You shouldn't have to restart your server. Just click on the articles page, then look at the logs. You should see that the SQL statement is now printed in blue. But there's a minor problem. Our HacktiveRecord methods that perform our SQL statements that we are logging include both class and instance methods. All and find are class methods (begin with self), while save, update, and destroy are instance methods. So we could add include(Support) just below extend(Support) to be able to use it with both. But really what we are doing is modifying instances of the string class. So another option would be just to define new methods of the Ruby String class. Ruby allows us to do this. Just add our own String class in the support.rb file below the support module. We'll add methods that change the color of UNIX output to blue, cyan (a blue-green color), green, brown, and red, and we'll also add one to make the text bold.

# lib/jails/support.rb
module Support
  ...
end

class String
  # colorize UNIX output cyan 
  def cyan
    "\e[36m#{self}\e[0m" 
  end

  # colorize UNIX output blue
  def blue
    "\e[34m#{self}\e[0m" 
  end 

  # colorize UNIX output green
  def green
    "\e[32m#{self}\e[0m" 
  end
  
  # colorize UNIX output brown
  def brown
    "\e[33m#{self}\e[0m" 
  end

  # colorize UNIX output red
  def red
    "\e[31m#{self}\e[0m" 
  end

  # bold UNIX output
  def bold
    "\e[1m#{self}\e[22m" 
  end 
end

Now we can chain these methods to strings. Back in hacktive_record.rb, change the puts methods to the below.

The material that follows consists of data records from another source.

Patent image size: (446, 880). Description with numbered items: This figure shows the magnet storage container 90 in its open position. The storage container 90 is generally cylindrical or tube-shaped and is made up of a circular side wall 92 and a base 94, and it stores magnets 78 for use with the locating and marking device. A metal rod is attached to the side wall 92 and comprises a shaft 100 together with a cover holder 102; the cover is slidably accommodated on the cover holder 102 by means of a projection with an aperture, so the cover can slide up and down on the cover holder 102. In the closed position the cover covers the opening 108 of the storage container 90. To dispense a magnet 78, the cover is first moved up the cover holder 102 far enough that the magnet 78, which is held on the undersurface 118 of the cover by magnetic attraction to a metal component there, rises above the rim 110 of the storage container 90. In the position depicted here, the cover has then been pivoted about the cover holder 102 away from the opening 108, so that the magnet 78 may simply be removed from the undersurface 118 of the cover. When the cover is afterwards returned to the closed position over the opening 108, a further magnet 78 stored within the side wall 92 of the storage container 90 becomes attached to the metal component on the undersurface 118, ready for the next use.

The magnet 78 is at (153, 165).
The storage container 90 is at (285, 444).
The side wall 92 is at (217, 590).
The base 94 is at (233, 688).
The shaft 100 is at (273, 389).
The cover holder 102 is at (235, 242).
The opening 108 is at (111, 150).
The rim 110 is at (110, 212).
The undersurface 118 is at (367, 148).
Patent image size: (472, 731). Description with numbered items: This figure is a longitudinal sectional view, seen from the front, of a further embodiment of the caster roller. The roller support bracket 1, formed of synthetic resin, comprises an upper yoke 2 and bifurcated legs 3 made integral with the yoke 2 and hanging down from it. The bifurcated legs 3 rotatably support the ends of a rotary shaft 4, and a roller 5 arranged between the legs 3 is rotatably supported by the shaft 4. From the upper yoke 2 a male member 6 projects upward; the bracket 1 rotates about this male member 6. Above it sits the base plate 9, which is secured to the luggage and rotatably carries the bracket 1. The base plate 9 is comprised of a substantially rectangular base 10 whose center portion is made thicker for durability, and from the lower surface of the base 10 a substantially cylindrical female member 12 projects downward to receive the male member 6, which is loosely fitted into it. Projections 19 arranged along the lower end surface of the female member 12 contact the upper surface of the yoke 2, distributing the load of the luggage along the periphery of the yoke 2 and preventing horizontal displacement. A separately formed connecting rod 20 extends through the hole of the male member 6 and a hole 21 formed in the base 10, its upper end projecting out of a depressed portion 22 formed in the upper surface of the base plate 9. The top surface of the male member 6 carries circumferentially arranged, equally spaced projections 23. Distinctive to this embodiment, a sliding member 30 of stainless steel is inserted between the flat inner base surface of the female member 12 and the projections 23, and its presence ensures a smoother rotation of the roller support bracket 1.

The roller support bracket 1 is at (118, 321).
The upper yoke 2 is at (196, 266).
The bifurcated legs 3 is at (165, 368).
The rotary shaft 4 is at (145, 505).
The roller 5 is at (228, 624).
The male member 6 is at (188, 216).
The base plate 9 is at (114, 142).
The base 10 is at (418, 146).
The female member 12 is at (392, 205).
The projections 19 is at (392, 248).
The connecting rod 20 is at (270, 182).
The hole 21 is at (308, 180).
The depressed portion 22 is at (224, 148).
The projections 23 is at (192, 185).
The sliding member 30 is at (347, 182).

And we no longer need the extend(Support) method at the top.

# lib/jails/hacktive_record.rb
module HacktiveRecord
  ...
    def self.count
      ...
      puts("\s #{self} SQL Statement: ".cyan.bold + "SELECT COUNT(*) FROM #{table}".blue.bold)
      ...
    end
    def self.all
      ...
      puts("\s #{self} SQL Statement: ".cyan.bold + "SELECT * FROM #{table}".blue.bold)
      ...
    end
    def self.find(id)
      ...
      puts("\s #{self} SQL Statement: ".cyan.bold + "SELECT * FROM #{table} WHERE id = #{id} LIMIT 1".blue.bold)
      ...
    end
    def save
      ...
      puts("\s #{self.class} SQL Statement: ".cyan.bold + "INSERT INTO #{self.class.table} (#{columns}) VALUES (#{placeholders})".green.bold + values.to_s)
      ...
    end
    def update(attributes={})
      ...
      puts("\s #{self.class} SQL Statement: ".cyan.bold + "UPDATE #{self.class.table} SET #{columns} WHERE id = ?".brown.bold + values.to_s)
    end
    def destroy
      ...
      puts("\s #{self.class} SQL Statement: ".cyan.bold + "DELETE FROM #{self.class.table} WHERE id = #{id}".red.bold)
    end
end

And let's add some styling to our error messages. We'll print the error class in bold red, and make the line that introduces the backtrace bold.

# lib/jails/routing.rb
class Routing
  ...
  def dispatch
  ...
  rescue StandardError => error
    puts("-"*100)
    puts("#{error.class.name.red.bold}: #{error.message}")
    puts("Exception source stack displays filename, line number, and method the exception is in:".bold)
    puts(error.backtrace)
    puts("-"*100)
    Rack::Response.new(["Internal error"], 500, {"Content-Type" => "text/html"})
  end
end

Now if you go back to your browser and perform CRUD operations on your articles resource you should see the logs print the SQL statements in color. And if you purposely put a typo in your code you'll see a red bold error class. You gotta admit. That's pretty cool... Admit it.

We'll stop there, but of course the number of mix-ins you could define is almost limitless. That's a good area to practice defining your own. Well our Blog application is now done. In the next part we'll extract the Jails library out of our single Blog app and package it as a separate gem. It will work the same, but as a gem it can be applied to any Ruby app using the same structure, by adding it to the app's Gemfile.